Didier Ayres, Pourquoi le langage

Pour­quoi le lan­gage 

image ci-desus : Le Livre d’Eli, Albert Hughes & Allen Hughes, 2010

Quelle puis­sance nous a été accor­dée par le déve­lop­pe­ment de l’être humain, deve­nant humain jus­te­ment en asso­ciant la fabri­ca­tion de l’outil au lan­gage, puis en créant l’écriture, conçue ini­tia­le­ment pour tenir des registres.
Ces listes fai­saient état d’une sorte de sym­bo­li­sa­tion des quan­ti­tés, rame­nées à des échéan­ciers écrits, en une magie supé­rieure et extra­or­di­naire, dénon­çant ainsi l’évolution for­mi­dable pro­vo­quée par cette décou­verte.

C
omment évi­ter l’étonnement stu­pé­fiant des mots esprit, amour, mort, être, savoir, temps, qui gagnent noblesse et force par la créa­tion de ce lexique ?
Il y a, à mon sens, quelque chose du mana dans cette pos­si­bi­lité qui nous est don­née de deve­nir et res­ter humain par l’appropriation des vocables et des épi­thètes, les­quels nous ont aussi conduits au devoir moral, étape sup­plé­men­taire de l’élévation de notre condition.

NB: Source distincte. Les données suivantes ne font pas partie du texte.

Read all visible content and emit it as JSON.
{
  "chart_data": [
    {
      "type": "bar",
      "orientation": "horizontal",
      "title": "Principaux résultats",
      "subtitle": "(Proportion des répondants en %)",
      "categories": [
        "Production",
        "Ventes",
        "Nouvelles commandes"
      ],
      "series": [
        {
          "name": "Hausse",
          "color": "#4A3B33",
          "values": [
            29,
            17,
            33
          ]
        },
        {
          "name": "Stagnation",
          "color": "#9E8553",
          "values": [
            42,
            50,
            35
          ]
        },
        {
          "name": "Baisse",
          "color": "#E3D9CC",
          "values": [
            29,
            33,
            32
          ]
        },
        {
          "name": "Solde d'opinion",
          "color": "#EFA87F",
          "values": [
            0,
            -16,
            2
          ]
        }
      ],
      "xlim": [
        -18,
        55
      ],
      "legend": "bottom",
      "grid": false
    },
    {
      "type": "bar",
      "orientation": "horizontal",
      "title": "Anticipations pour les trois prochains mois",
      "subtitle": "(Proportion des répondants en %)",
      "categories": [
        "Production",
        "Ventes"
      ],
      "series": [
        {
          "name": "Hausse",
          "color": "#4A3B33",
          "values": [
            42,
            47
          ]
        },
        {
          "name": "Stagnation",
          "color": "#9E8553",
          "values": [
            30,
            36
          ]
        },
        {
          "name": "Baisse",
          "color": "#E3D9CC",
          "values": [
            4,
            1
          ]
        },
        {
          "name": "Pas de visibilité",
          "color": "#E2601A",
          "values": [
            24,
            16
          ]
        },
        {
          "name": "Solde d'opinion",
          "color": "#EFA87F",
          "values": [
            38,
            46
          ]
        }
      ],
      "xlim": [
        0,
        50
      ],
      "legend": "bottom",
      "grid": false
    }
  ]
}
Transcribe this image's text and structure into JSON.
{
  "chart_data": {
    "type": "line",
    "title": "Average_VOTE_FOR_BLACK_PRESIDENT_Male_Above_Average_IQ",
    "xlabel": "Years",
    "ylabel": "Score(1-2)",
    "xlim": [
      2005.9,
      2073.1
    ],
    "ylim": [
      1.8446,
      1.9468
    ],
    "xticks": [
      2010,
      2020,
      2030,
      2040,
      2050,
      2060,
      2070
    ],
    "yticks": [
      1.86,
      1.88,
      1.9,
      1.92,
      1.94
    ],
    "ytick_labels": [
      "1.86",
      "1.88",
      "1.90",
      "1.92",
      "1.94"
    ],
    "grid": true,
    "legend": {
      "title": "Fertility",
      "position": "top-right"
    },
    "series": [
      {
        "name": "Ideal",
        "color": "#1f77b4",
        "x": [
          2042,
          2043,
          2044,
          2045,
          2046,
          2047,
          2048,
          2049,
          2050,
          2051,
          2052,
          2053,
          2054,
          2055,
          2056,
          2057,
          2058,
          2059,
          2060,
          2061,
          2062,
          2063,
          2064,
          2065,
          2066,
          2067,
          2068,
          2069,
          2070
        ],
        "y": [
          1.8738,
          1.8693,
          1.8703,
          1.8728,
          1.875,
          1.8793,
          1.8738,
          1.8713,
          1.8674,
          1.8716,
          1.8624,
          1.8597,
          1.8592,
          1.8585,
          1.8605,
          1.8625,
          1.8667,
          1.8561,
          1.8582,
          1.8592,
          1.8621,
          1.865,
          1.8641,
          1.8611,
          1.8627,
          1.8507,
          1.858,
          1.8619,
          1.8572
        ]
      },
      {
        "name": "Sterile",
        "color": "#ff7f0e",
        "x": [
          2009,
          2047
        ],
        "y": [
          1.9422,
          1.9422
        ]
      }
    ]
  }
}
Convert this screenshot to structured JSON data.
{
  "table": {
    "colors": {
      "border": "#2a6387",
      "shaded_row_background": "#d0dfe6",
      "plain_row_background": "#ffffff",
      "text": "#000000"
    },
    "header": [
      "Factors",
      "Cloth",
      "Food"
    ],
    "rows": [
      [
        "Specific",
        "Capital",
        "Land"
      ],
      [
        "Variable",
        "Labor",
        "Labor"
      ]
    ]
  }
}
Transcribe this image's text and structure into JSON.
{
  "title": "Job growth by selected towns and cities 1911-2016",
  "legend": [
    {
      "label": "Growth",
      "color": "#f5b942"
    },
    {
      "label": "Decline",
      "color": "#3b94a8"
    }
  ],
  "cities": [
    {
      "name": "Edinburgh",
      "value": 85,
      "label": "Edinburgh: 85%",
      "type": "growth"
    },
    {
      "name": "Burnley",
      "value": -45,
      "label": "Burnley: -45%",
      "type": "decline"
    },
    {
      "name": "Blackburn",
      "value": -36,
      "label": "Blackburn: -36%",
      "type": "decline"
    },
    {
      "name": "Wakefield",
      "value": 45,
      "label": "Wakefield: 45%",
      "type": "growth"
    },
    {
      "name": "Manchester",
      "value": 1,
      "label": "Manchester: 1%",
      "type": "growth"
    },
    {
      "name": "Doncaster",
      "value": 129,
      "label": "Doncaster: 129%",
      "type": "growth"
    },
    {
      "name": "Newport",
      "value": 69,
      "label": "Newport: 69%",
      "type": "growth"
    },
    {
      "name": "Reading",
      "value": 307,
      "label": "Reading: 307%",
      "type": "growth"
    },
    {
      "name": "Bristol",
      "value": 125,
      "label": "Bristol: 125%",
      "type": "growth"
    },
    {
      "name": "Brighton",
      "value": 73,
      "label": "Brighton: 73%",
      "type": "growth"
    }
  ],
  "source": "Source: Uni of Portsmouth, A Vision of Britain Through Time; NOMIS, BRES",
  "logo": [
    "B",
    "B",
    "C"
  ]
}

La langue répare. Elle est faite pour réunir des inter­lo­cu­teurs en même temps qu’elle offre la pos­si­bi­lité de vaquer à l’imaginaire qui, de l’énumération en Méso­po­ta­mie aux pages de la Genèse, ins­crit l’homme dans une filia­tion qui s’établit dès que les idio­lectes deviennent eux-mêmes, se réa­lisent comme idio­lectes. La nature et le réel en dépendent. Sorte de man­teau qui pro­tège. Appro­pria­tion sym­bo­lique. Un pont lumi­neux au-dessus des affaires humaines.
À l’image des bâti­ments qu’enveloppent Christo et Jeanne-Claude. C’est là un art du lan­gage qui fait liai­son entre la chose embal­lée et l’emballage.

Le dis­cours accen­tue la puis­sance de l’esprit, de l’amour, du ciel, du savoir parce qu’il nomme, il dénomme.
Depuis les listes de quan­tité d’huile ou de grain, nous allons vers des créa­tions au carré qui consistent à mettre en valeur des lieux humains dans de la toile colo­rée, agran­dis­se­ment de la sym­bo­lique du Pont Neuf ou du Reichs­tag, qui redouble la signi­fi­ca­tion et désigne notre état d’être.

L’homme, dès le pre­mier homo sapiens sapiens, est homme de culture.
Il se dis­tingue de l’abeille ou de la musa­raigne, non pas à cause du poids de son cer­veau ou de la méca­nique de son expres­sion d’insecte, mais par l’espèce de musique des paroles, mosaïque de signes écrits qui frappent la réa­lité, qui nous dis­tinguent donc du régime natu­rel pour nous offrir un monde de sym­boles, de nuits expli­quées, d’une mort ren­due au rituel qui se perd dans notre ascen­dance au tra­vers des mil­lé­naires, et pour finir, comme homo reli­gio­sus.